Adoption Stories
If ever you are feeling discouraged about the world and the news of the world you hear on TV, I recommend that you watch Adoption Stories on the Discovery Channel.
These are true stories of people who know how to love, lay their hearts right out there, and open their homes to beautiful children who need their love and a family to call their own.
If you just looked at pictures of the people who want to adopt, at first you might think they’re just ordinary, or maybe not much at all, but then you can't help but see that they are extraordinary. These are not people who want to adopt only perfect babies. They want to adopt older children, ill children, troubled children from anywhere in the world. Love really does remove boundaries.
When I see the lengths these men and women go to receive the blessing of a child, how they give the children limitless love, my heart expands and, at those moments, I know all is right with the world. I see that the adoptive parents want only to serve God through the children they make their own.
These parents make me proud to be a human being, and I know then, without reservation, that the world is a wonderful place.
Comments
I cry as I read this. Now I tell a family secret--one that few outside my immediate family know. I gave a child up for adoption when I was 19 years old. This was the hardest decision I ever had to make. Truth be known, if abortion had been legal, I likely would have aborted my daughter.
With the help of an excellent counselor, I explored all my options (including traveling to New York City for an abortion--the one place it was legal). However, by that time, I was near the end of the first trimester.
My family was against the decision to adopt. If I had been younger (15 or 16), I likely would have been sent away for a time and a quiet adoption arranged. But since I was 19, a legal adult and on my own, the attitude was more "how could you even consider giving up your own flesh and blood?"
My parents offered to raise her, a great-aunt and uncle went to a judge to see if they could adopt her without my knowing. Everyone else pressured me to keep her.
There was a lot of soul-searching and thinking about about all the ramifications for her life and mine and how this would affect ALL involved. I was in and out of college (mostly out) and basically trying to figure out what I was going to do with my life.
I was not ready to be a parent--I knew I wasn't mature enough to be a good mother. I couldn't face burdening my parents, who still had my younger brother and sister at home and had just had a business fail. Most importantly, I did not want my child to face all the trauma and drama that being the product of a single mother would bring.

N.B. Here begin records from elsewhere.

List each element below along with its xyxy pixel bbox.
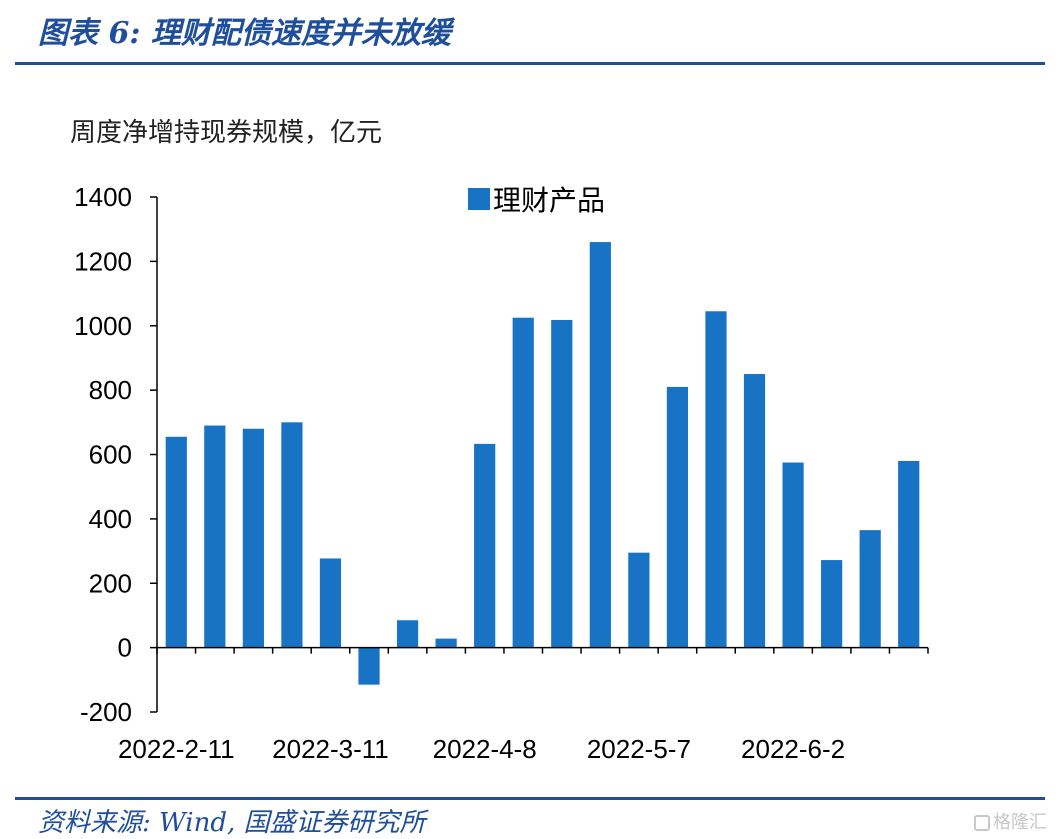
bar <box>358 647 380 685</box>
watermark-logo-icon <box>974 815 990 831</box>
bar <box>898 460 920 648</box>
bar <box>474 443 496 648</box>
figure-title: 图表 6: 理财配债速度并未放缓 <box>38 16 451 51</box>
y-tick-label: 1200 <box>74 246 132 276</box>
x-tick-label: 2022-2-11 <box>118 734 235 764</box>
y-tick-label: 200 <box>89 568 132 598</box>
legend-swatch <box>468 188 490 210</box>
y-tick-label: 800 <box>89 375 132 405</box>
bar <box>705 311 727 648</box>
y-tick-label: 1400 <box>74 182 132 212</box>
bar <box>281 422 303 648</box>
bar <box>319 558 342 648</box>
bar <box>512 317 534 648</box>
title-divider <box>15 62 1045 65</box>
y-tick-label: 0 <box>118 633 132 663</box>
bar <box>242 428 264 648</box>
bar <box>435 638 457 648</box>
y-tick-label: 1000 <box>74 311 132 341</box>
source-divider <box>15 797 1045 800</box>
bar <box>165 436 187 648</box>
x-tick-label: 2022-5-7 <box>587 734 691 764</box>
x-tick-label: 2022-4-8 <box>433 734 537 764</box>
bar <box>666 386 689 648</box>
x-tick-label: 2022-6-2 <box>741 734 845 764</box>
bar <box>551 319 573 648</box>
y-tick-label: 400 <box>89 504 132 534</box>
chart-subtitle: 周度净增持现券规模，亿元 <box>70 118 383 148</box>
legend-label: 理财产品 <box>493 184 605 217</box>
bar <box>743 374 766 648</box>
source-note: 资料来源: Wind, 国盛证券研究所 <box>38 808 426 838</box>
bar <box>628 552 650 648</box>
bar <box>859 530 881 648</box>
watermark: 格隆汇 <box>974 808 1047 834</box>
bar <box>396 620 419 648</box>
bar <box>782 462 804 648</box>
bar <box>589 242 611 648</box>
y-tick-label: 600 <box>89 440 132 470</box>
bar <box>821 560 843 648</box>
y-tick-label: -200 <box>80 697 132 727</box>
watermark-text: 格隆汇 <box>993 812 1047 833</box>
x-tick-label: 2022-3-11 <box>272 734 389 764</box>
bar <box>204 425 226 648</box>
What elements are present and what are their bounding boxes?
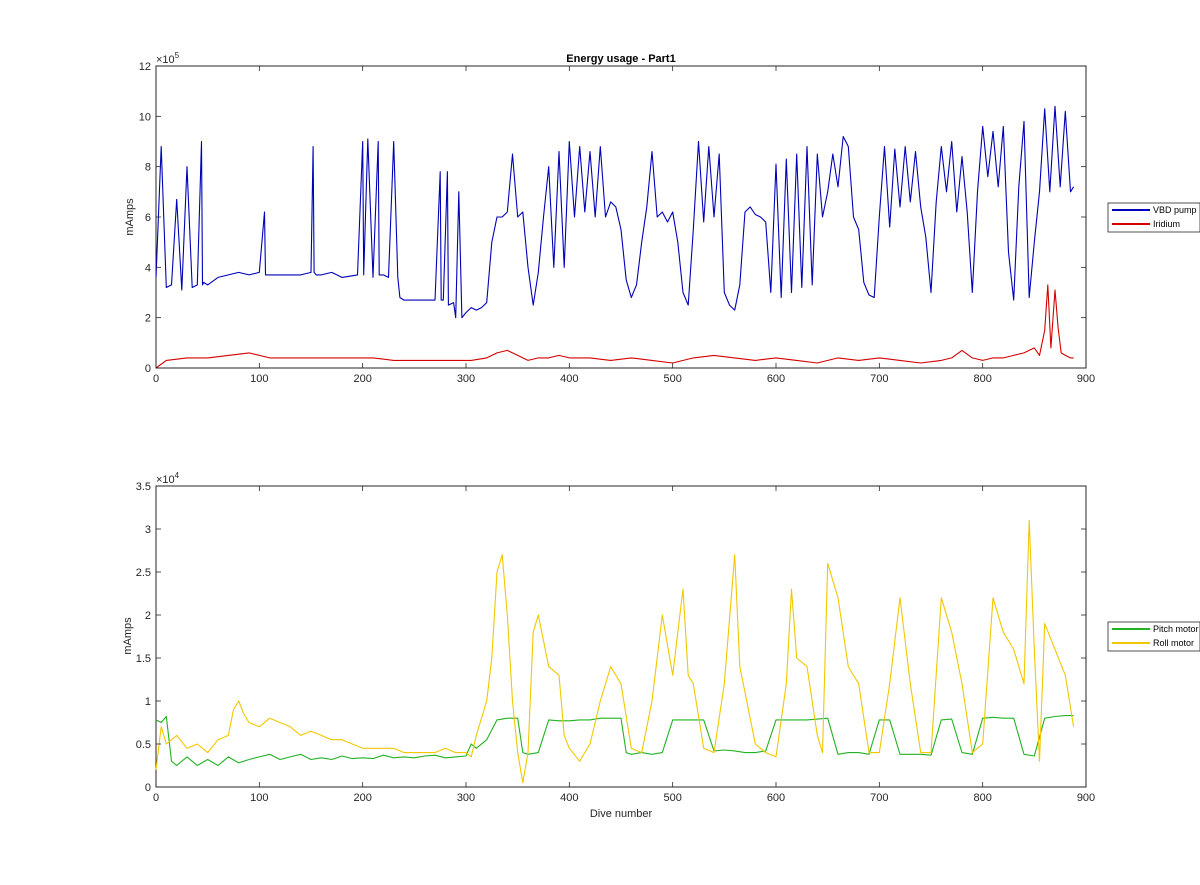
top-y-tick-label: 2 bbox=[145, 313, 151, 325]
bottom-x-tick-label: 800 bbox=[973, 792, 991, 804]
bottom-legend-box bbox=[1107, 621, 1200, 652]
bottom-y-tick-label: 0 bbox=[145, 782, 151, 794]
top-y-tick-label: 6 bbox=[145, 212, 151, 224]
top-axes-frame bbox=[155, 65, 1087, 369]
legend-label-iridium: Iridium bbox=[1153, 219, 1180, 229]
bottom-axes: 0 100 200 300 400 500 600 700 800 900 0 0.5 1 1.5 2 2.5… bbox=[122, 471, 1200, 820]
top-x-tick-label: 800 bbox=[973, 373, 991, 385]
bottom-x-tick-label: 0 bbox=[153, 792, 159, 804]
top-y-exponent: ×105 bbox=[156, 51, 180, 66]
series-line-pitch-motor bbox=[155, 715, 1074, 767]
top-x-tick-label: 300 bbox=[457, 373, 475, 385]
bottom-x-tick-label: 500 bbox=[663, 792, 681, 804]
bottom-y-tick-label: 3 bbox=[145, 524, 151, 536]
top-x-tick-label: 200 bbox=[353, 373, 371, 385]
bottom-x-tick-label: 400 bbox=[560, 792, 578, 804]
bottom-x-tick-label: 600 bbox=[767, 792, 785, 804]
top-y-tick-label: 10 bbox=[139, 111, 151, 123]
bottom-y-tick-label: 1 bbox=[145, 696, 151, 708]
top-x-tick-label: 500 bbox=[663, 373, 681, 385]
bottom-legend: Pitch motor Roll motor bbox=[1107, 621, 1200, 652]
top-y-tick-label: 12 bbox=[139, 61, 151, 73]
top-y-exponent-power: 5 bbox=[175, 51, 180, 60]
bottom-x-tick-label: 200 bbox=[353, 792, 371, 804]
bottom-y-exponent-power: 4 bbox=[175, 471, 180, 480]
bottom-x-tick-label: 900 bbox=[1077, 792, 1095, 804]
top-x-tick-label: 400 bbox=[560, 373, 578, 385]
legend-label-roll-motor: Roll motor bbox=[1153, 638, 1194, 648]
bottom-y-tick-label: 0.5 bbox=[136, 739, 151, 751]
top-chart-title: Energy usage - Part1 bbox=[566, 53, 675, 65]
top-x-tick-label: 0 bbox=[153, 373, 159, 385]
legend-label-vbd-pump: VBD pump bbox=[1153, 205, 1197, 215]
bottom-y-tick-label: 2.5 bbox=[136, 567, 151, 579]
bottom-y-tick-label: 3.5 bbox=[136, 481, 151, 493]
top-axes: 0 100 200 300 400 500 600 700 800 900 0 2 4 6 8 10 12 En… bbox=[124, 51, 1200, 385]
top-x-tick-label: 100 bbox=[250, 373, 268, 385]
top-x-tick-label: 900 bbox=[1077, 373, 1095, 385]
bottom-y-tick-label: 1.5 bbox=[136, 653, 151, 665]
top-axes-ticks: 0 100 200 300 400 500 600 700 800 900 0 2 4 6 8 10 12 bbox=[139, 61, 1095, 385]
top-x-tick-label: 600 bbox=[767, 373, 785, 385]
bottom-y-tick-label: 2 bbox=[145, 610, 151, 622]
top-legend: VBD pump Iridium bbox=[1107, 202, 1200, 233]
bottom-y-exponent: ×104 bbox=[156, 471, 180, 486]
top-x-tick-label: 700 bbox=[870, 373, 888, 385]
bottom-x-tick-label: 100 bbox=[250, 792, 268, 804]
top-series-lines bbox=[155, 105, 1075, 369]
bottom-axes-ticks: 0 100 200 300 400 500 600 700 800 900 0 0.5 1 1.5 2 2.5… bbox=[136, 481, 1095, 804]
legend-label-pitch-motor: Pitch motor bbox=[1153, 624, 1199, 634]
top-legend-box bbox=[1107, 202, 1200, 233]
bottom-y-exponent-base: ×10 bbox=[156, 474, 175, 486]
series-line-iridium bbox=[155, 284, 1074, 369]
bottom-x-tick-label: 700 bbox=[870, 792, 888, 804]
series-line-vbd-pump bbox=[155, 105, 1075, 319]
bottom-x-axis-label: Dive number bbox=[590, 808, 653, 820]
top-y-tick-label: 8 bbox=[145, 162, 151, 174]
bottom-y-axis-label: mAmps bbox=[122, 617, 134, 655]
bottom-x-tick-label: 300 bbox=[457, 792, 475, 804]
top-y-exponent-base: ×10 bbox=[156, 54, 175, 66]
bottom-series-lines bbox=[155, 519, 1075, 784]
series-line-roll-motor bbox=[155, 519, 1075, 784]
top-y-tick-label: 0 bbox=[145, 363, 151, 375]
top-y-tick-label: 4 bbox=[145, 262, 151, 274]
top-y-axis-label: mAmps bbox=[124, 198, 136, 236]
bottom-axes-frame bbox=[155, 485, 1087, 788]
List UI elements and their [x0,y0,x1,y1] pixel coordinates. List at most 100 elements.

My decision was made easier knowing that there were SO MANY couples out there desperately wanting to be loving parents. I wanted my child raised in a two parent home and having all the advantages of a loving, stable home life. NOT a single mother who didn't know which end was up half the time or who dumped her child on her parents.
So despite all the resistance--right up to the nurse who wheeled me to see my baby in the nursery (she let me know in no uncertain terms how awful she thought I was for giving my baby up)--I made the absolutely hardest decision I hope to ever have to make.
I loved my child. She was a beautiful baby (seeing the baby was very much discouraged in those days, but I insisted). I named her, even though I knew the adoptive parents would give her a new name. For a few brief moments she was all mine, but I knew I could not give her what I wanted most for her. So shortly after her birth, I went by myself to the courtroom and signed the papers giving up my parental rights for all time. It was just a few days before Mother's Day.
At that time, adoptions were closed. Years ago I sent permission to open the records if she should ever search for me. Maybe some day she will. Maybe not. My biggest hope is that she has a good life with a loving family. I think about her every day.
How wonderful you are to reveal your heart to us. Now we are really down to basics. What you have written touches me more than I can say. Your decision was almost an impossible task. So brave, Pam. And so brave to post it here. That says a lot about you, and a lot about us, too, I think.
Dear Pam, my feeling is that your beautiful baby was destined to be raised by the loving family who did raise her. You were the surrogate mother. And you fulfilled your role.
Pam, you are ahead of us all. For every woman your daughter's age that you see, you can ask yourself: Is this my daughter?
And so you are closer to complete universal love where everyone is our sister or brother, son or daughter.
I am reminded a little bit of Carol's comment under Value Clarification about looking for the Christ in everyone.
The daughter you gave birth to could be a Heavenreader!
Maybe your daughter will seek you out tomorrow!
Regardless, in spirit you are joined. And you can communicate, as I am sure you have been, on the etheric and telepathic levels. I picture a beautiful arbor. You and your daughter embrace under this arbor. Over the arbor is a sign in flowers that says Love.
God bless you, Pam.
Big love,
Gloria
Thank you for your comments, Gloria. I never thought of it as being a surrogate mother! How comforting that is to me.
As I've been growing and forgiving others and ultimately myself for harboring whatever grudge that I thought needed forgiveness, I've also started letting go of the shame.
This is such a wonderful place of love and acceptance, yet has that certain anonymity that makes it easier to let some of those big skeletons out of the closet.
You talk about charm in another subject--and this you have in spades--the wonderful, giving, innocent, childlike, generous charm that is expressed throughout this website. And this has drawn to you so many wonderful contributors! You, those you have drawn to you, and this site are SUCH a blessing! THANK YOU ALL!